Researchers at the Medical College of Wisconsin (MCW) have identified a linkage between contemporary redlining, mortgage lending bias based on property location, and mortality after breast cancer diagnosis among older women in the United States.

The results, published recently in the Journal of Clinical Oncology, show women residing in more heavily redlined areas experience worse survival rates, after controlling for disease and demographic factors. This is the first nation-wide study to examine the relationship between contemporary mortgage lending bias and cancer survival.

Researchers found redlining differed by race and ethnicity with 79% of non-Hispanic Black and 57% of Hispanic women living in redlined tracts, compared to 34% of non-Hispanic White women. Among 27,516 women with breast cancer, those residing in more heavily redlined areas experienced worse survival based on both all-cause and breast cancer specific mortality, after controlling for disease and demographic factors.

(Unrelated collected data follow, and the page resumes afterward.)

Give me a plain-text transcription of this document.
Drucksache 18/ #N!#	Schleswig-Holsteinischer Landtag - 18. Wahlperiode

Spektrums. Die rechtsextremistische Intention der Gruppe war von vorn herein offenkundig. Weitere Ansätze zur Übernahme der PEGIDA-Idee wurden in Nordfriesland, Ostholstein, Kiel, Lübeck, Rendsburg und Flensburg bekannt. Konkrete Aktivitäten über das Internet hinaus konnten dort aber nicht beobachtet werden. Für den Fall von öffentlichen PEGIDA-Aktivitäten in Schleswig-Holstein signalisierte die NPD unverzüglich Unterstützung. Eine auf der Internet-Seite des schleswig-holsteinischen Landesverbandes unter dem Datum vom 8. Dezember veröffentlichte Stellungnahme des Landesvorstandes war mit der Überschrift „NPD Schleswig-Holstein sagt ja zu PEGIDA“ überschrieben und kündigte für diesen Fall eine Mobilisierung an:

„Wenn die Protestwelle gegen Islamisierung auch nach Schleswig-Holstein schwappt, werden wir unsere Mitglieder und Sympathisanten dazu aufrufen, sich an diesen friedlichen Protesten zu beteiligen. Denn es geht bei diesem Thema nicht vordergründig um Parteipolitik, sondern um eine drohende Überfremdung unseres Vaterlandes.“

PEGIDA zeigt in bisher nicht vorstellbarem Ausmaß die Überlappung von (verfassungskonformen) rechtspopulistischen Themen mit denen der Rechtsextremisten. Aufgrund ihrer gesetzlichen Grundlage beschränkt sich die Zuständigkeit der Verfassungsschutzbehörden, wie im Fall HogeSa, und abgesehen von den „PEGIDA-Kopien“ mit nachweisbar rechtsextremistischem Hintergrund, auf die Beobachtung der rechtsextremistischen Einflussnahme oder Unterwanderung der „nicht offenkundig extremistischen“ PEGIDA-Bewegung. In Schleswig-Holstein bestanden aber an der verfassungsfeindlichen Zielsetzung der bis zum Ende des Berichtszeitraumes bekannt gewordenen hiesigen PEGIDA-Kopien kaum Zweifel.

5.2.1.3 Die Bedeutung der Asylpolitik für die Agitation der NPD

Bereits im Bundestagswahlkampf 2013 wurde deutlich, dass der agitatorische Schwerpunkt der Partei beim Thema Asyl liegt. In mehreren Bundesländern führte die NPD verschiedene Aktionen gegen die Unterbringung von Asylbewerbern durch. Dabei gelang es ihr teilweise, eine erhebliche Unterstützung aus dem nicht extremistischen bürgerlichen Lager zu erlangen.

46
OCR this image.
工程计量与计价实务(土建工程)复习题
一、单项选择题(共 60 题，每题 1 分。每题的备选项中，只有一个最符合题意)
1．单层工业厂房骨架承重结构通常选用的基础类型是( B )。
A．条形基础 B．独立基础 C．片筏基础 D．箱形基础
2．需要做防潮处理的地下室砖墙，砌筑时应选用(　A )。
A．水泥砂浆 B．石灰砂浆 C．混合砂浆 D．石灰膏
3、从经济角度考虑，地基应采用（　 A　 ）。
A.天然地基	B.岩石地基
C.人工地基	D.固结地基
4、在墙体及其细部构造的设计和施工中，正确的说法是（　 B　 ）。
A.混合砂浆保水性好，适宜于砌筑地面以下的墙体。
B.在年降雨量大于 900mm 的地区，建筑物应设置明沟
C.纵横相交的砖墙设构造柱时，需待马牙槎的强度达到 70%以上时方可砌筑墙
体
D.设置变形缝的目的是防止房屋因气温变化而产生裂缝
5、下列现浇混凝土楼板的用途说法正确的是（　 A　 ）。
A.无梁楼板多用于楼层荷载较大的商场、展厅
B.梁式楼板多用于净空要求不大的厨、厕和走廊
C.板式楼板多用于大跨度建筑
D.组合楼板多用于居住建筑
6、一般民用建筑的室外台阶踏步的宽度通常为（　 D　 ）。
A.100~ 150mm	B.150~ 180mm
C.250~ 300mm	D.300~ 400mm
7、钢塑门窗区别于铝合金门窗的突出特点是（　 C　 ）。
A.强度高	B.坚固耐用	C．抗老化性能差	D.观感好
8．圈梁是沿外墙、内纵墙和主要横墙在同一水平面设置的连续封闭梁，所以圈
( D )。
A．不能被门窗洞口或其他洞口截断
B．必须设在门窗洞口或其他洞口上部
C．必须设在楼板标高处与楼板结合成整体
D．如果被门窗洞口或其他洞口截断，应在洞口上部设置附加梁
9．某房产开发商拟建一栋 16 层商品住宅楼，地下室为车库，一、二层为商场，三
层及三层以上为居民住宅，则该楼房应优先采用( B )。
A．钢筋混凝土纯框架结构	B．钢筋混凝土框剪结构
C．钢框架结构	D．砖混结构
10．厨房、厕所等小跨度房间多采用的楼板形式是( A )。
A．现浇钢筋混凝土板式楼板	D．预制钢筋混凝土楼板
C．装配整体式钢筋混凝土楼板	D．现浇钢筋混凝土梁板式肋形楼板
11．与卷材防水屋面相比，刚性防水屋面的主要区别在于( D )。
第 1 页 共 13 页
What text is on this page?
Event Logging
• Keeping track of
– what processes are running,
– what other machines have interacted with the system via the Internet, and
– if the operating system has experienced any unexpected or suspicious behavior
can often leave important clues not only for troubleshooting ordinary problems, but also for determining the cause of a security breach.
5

The research shined a light on the upstream effects of discrimination on persisting health disparities for individuals facing a cancer diagnosis.

“Structural racism is a clear upstream driver of cancer disparities. Mortgage lending bias is one form of bias that has caused and reinforced patterns of racial segregation in the United States, with many implications for health and well-being, particularly among people of color,” said Kirsten Beyer, PhD, MPH, MS, associate professor in the division of Epidemiology at MCW’s Institute for Health & Equity and member of the MCW Cancer Center.

According to the MCW study, which received grant support from the National Cancer Institute, the relationship between redlining and survival could have a range of explanations, including poorer access to healthcare and other resources, aspects of housing stability, safety and affordability, experiences of discrimination, environmental exposures, the built environment, economic opportunities, and socioeconomic deprivation.

“We’re doing ongoing research to understand how structural racism contributes to health disparities so we can influence policies and practices to improve patient care and health outcomes for all people,” added Beyer.